- tarrow (Scotland)
From Middle English tarien, terien (“to vex, harass, cause to hesitate, delay”), from Old English tirian, tirġan, terġan (“to worry, exasperate, pain, provoke, excite”), from Proto-Germanic *terganą, *targijaną (“to pull, tease, irritate”), from Proto-Indo-European *deregʰ- (“to pull, tug, irritate”). Cognate with Dutch tergen (“to provoke”), German zergen (“to vex, irritate, provoke”), Norwegian Bokmål terge (“to irritate, provoke”), Russian дёргать (djórgatʹ, “to pull, yank, jerk, pluck up”). Compare also Walloon tårdjî (“to be late, to be slow, to wait”).

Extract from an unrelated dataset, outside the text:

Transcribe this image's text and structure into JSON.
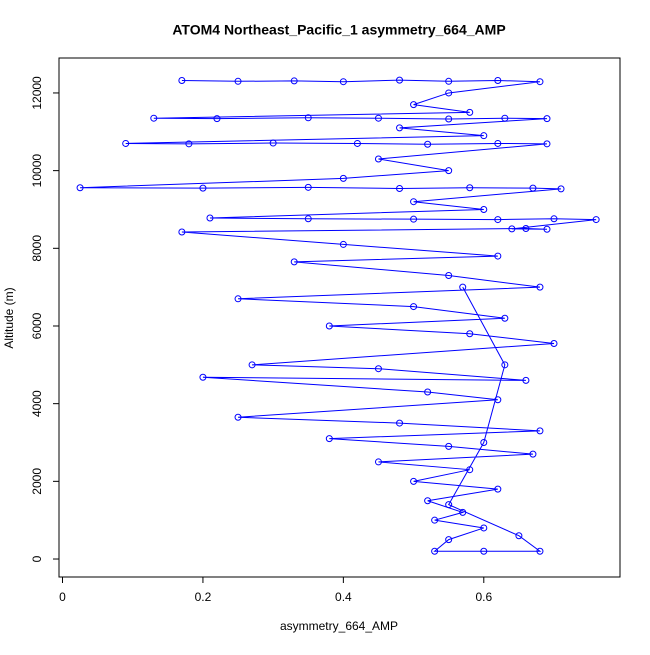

- (intransitive) To delay; to be late or tardy in beginning or doing anything.
- (intransitive) To linger in expectation of something or until something is done or happens.
- Synonym: abide
- 1954, James Baldwin, “Florence's Prayer”, in Go Tell It on the Mountain, Penguin, published 2001, →ISBN:
- And, thinking of to-morrow, when the church would rise up, singing, under the booming Sunday light, he thought of the light for which they tarried, which, in an instant, filled the soul, causing […] the new-born in Christ to testify: Once I was blind and now I see.
- (intransitive) To abide, stay or wait somewhere, especially if longer than planned.
- (intransitive) To stay somewhere temporarily.
- 1820, Washington Irving, The Legend of Sleepy Hollow, published 1864:
- In this by-place of nature, there abode, in a remote period of American history, that is to say, some thirty years since, a worthy wight of the name of Ichabod Crane; who sojourned, or, as he expressed it, "tarried," in Sleepy Hollow […].
- (transitive) To wait for; to stay or stop for; to allow to linger.
- 1599, William Shakespeare, “The Tragedie of Iulius Cæsar”, in Mr. William Shakespeares Comedies, Histories, & Tragedies: Published According to the True Originall Copies (First Folio), London: […] Isaac Iaggard, and Ed[ward] Blount, published 1623, OCLC 606515358, [Act V, scene v]:
- Fly, fly, my lord. There is no tarrying here.
- c. 1602, William Shakespeare, “The Tragedie of Troylus and Cressida”, in Mr. William Shakespeares Comedies, Histories, & Tragedies: Published According to the True Originall Copies (First Folio), London: […] Isaac Iaggard, and Ed[ward] Blount, published 1623, OCLC 606515358, [Act I, scene i]:
- He that will have a cake out of the wheat must needs tarry the grinding.